C–H activation of diphenylphosphinoaryl-derivatives with dimethyltetrakis(trimethylphosphine)iron(II)

Abstract

Fe(CH 3) 2(PMe 3) 4 reacts with 1-(diphenylphosphino)naphthalene or benzyldiphenylphosphine within 4 h at 20 °C to give the novel metallated methyl iron complexes Fe(CH 3){P(C 6H 5) 2(C 10H 6)}(PMe 3) 3 ( 1) and Fe(CH 3){(C 6H 4)CH 2P(C 6H 5) 2}(PMe 3) 3 ( 3), respectively, via selective activation of the C–H bond of the pre-chelating ligands.
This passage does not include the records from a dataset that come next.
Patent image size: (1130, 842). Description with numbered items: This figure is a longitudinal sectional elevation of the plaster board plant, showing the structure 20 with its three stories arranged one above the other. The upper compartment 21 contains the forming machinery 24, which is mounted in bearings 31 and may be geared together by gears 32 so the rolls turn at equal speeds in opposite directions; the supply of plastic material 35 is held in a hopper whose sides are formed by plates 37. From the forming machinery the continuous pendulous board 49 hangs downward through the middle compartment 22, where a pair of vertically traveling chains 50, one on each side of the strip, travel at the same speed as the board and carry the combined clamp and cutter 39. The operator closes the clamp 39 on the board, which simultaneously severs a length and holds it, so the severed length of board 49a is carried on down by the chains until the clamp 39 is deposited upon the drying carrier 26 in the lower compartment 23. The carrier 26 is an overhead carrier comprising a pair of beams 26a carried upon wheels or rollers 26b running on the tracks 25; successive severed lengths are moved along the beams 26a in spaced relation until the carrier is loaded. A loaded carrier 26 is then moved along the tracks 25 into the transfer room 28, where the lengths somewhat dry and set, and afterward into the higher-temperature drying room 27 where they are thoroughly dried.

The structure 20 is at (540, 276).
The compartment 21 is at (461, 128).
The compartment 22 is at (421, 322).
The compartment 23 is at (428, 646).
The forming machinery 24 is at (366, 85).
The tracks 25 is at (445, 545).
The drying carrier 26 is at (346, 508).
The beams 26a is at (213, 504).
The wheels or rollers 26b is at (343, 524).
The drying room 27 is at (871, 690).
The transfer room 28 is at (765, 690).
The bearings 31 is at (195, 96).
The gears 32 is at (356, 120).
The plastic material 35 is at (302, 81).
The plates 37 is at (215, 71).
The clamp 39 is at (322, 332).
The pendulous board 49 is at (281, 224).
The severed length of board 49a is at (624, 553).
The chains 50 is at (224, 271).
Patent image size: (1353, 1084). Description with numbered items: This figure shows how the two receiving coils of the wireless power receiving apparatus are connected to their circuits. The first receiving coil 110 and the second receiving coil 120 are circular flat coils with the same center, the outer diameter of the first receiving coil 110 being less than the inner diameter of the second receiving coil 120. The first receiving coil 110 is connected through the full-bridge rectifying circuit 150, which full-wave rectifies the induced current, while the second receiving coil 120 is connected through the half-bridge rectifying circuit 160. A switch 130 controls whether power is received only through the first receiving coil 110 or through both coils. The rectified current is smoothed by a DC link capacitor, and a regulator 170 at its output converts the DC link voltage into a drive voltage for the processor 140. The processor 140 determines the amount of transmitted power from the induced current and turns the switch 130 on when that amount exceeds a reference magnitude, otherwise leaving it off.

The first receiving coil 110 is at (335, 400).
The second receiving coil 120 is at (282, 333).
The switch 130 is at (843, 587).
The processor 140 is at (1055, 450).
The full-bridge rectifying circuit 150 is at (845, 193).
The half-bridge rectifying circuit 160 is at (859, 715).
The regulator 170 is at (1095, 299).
The complexes are thermally unstable releasing metal through a reductive elimination of the aromatic backbone and leading to a C,C-coupling product that is regiospecifically methylated, namely 8-methyl(diphenylphosphino)naphthalene ( 2). Carbonylation (1 bar, 20 °C, 1 h) of complex 1 effects monosubstitution of a trimethylphosphine ligand trans to the metallated 8-C atom to afford Fe(CH 3){P(C 6H 5) 2(C 10H 6)}(CO)(PMe 3) 2 ( 4). The remaining methyl group in the parent complex 1 reacts with trimethylsilylethyne and tert-butylethyne affording the new complexes 5 and 6 bearing an alkynyl substituent trans to the diphenylphosphino anchoring group. The complexes 1 and 3– 6 are diamagnetic and possess octahedral coordination geometry. All novel complexes were fully characterized by spectroscopic methods and by X-ray diffraction.